When the NHL announced its yearly award winners last week, you’d have to look long and hard to find someone shocked former Regina Pats, now Minnesota Wild, goaltender Josh Harding received the Bill Masterton Memorial Trophy. The trophy is awarded to the NHL Player who “best exemplifies the qualities of perseverance, sportsmanship and dedication to hockey." In Harding’s case, that meant bouncing back from being diagnosed with Multiple Sclerosis in November and giving the Wild a chance to win in their Stanley Cup Playoff series against Chicago when starter Niklas Backstrom went down with an injury in warm-ups before Game One.
“My mind was clear, I was ready to go,” explained Harding as he looked back on the series. “It was obviously an unexpected turn of events, but I thought I prepared myself well and I did whatever it took to give the team a chance to win.”
Harding’s return to the NHL came earlier in the season in about as impressive fashion as one could expect from any goaltender stepping in. Just a couple months after his diagnosis, the Regina product shut out the Dallas Stars, stopping 24 shots, in a 1-0 Minnesota win. With the shortened season, Harding was utilized sparingly down the stretch, playing in four contests the rest of the way before his stellar run in the playoffs.
“It was a huge accomplishment for myself and I’m glad the team realized how hard I was trying to get back, obviously with a couple of complications,” said Harding of being the Wild nominee for the Masterton Trophy. “They've had my back from the very beginning when they first drafted me so I can’t say enough about the Wild organization.”
“(My teammates) treated me just like they did before my diagnosis and that’s what I wanted. I didn't want to be treated differently and they were awesome, again, I can’t say enough about the organization and my teammates. I’m proud to be a part of this team.”
While Harding admits winning the Masterton Trophy is an honour for himself, he hopes the attention from the award and his story goes towards raising MS awareness.
“It’s obviously a huge honour to have won that award and more than anything, I hope it brings awareness to MS,” commented the former Pat. “I’m hoping people can look at my story and use it as whatever positive they can. For myself, I have an obligation to my team to make sure I’m ready. I’m not the kind of guy to sit down and feel sorry for myself. I have to get up and get going, I’m hoping people take the positives out of that and if it does help them… that would be great.”
|Jordan Eberle and Mike Sillinger|
in their Harding's Hope t-shirts
Harding isn't stopping at being a positive story for those dealing with MS in their life. He’s taking action in the form of spearheading a new charity by the name of “Harding’s Hope”.
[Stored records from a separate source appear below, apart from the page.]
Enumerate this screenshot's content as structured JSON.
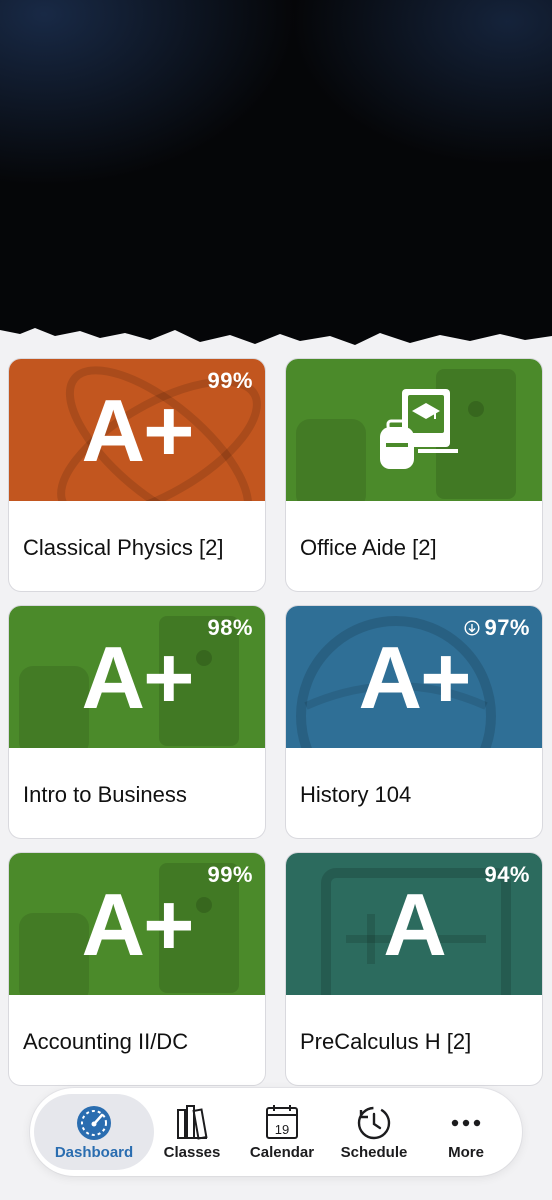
{
  "courses": [
    {
      "grade": "A+",
      "percent": "99%",
      "title": "Classical Physics [2]",
      "color": "#c2561f",
      "trend": false
    },
    {
      "grade": "",
      "percent": "",
      "title": "Office Aide [2]",
      "color": "#4b8a2a",
      "trend": false
    },
    {
      "grade": "A+",
      "percent": "98%",
      "title": "Intro to Business",
      "color": "#4b8a2a",
      "trend": false
    },
    {
      "grade": "A+",
      "percent": "97%",
      "title": "History 104",
      "color": "#2f6f96",
      "trend": true
    },
    {
      "grade": "A+",
      "percent": "99%",
      "title": "Accounting II/DC",
      "color": "#4b8a2a",
      "trend": false
    },
    {
      "grade": "A",
      "percent": "94%",
      "title": "PreCalculus H [2]",
      "color": "#2c6b5e",
      "trend": false
    }
  ],
  "nav": {
    "dashboard": "Dashboard",
    "classes": "Classes",
    "calendar": "Calendar",
    "calendar_day": "19",
    "schedule": "Schedule",
    "more": "More"
  },
  "icons": {
    "trend": "arrow-down-circle-icon",
    "office_aide": "books-backpack-icon"
  },
  "colors": {
    "accent": "#2a6db0"
  }
}
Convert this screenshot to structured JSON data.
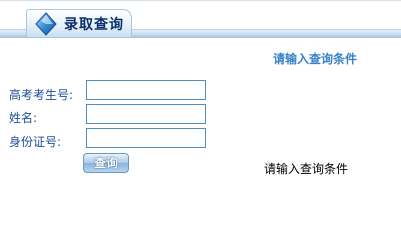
{
  "header": {
    "title": "录取查询",
    "icon": "diamond-logo-icon"
  },
  "prompt_top": "请输入查询条件",
  "form": {
    "fields": [
      {
        "label": "高考考生号:",
        "value": "",
        "placeholder": ""
      },
      {
        "label": "姓名:",
        "value": "",
        "placeholder": ""
      },
      {
        "label": "身份证号:",
        "value": "",
        "placeholder": ""
      }
    ],
    "submit_label": "查询"
  },
  "prompt_bottom": "请输入查询条件",
  "colors": {
    "label_blue": "#1f4f98",
    "prompt_blue": "#3a83c9",
    "border_blue": "#4f8fc3"
  }
}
“We are going to help people with MS. I've lived this, I’m passionate about it, I know what goes into having this diagnosis and how expensive the treatments are in the U.S.A and how limited the places are in Canada to get treatment. We’re going to try to help out as much as we can.”
Harding’s Hope already has a strong foothold, and that was evident at the annual Sticks on Rose Tournament in Regina where celebrity players donned Harding’s Hope shirts in support of the charity.
“We’re going to set the bar high and hopefully get there. The support and outreach has been amazing and I can’t say enough about the people who want to get involved with MS and the awareness we’re going to get out there as well.”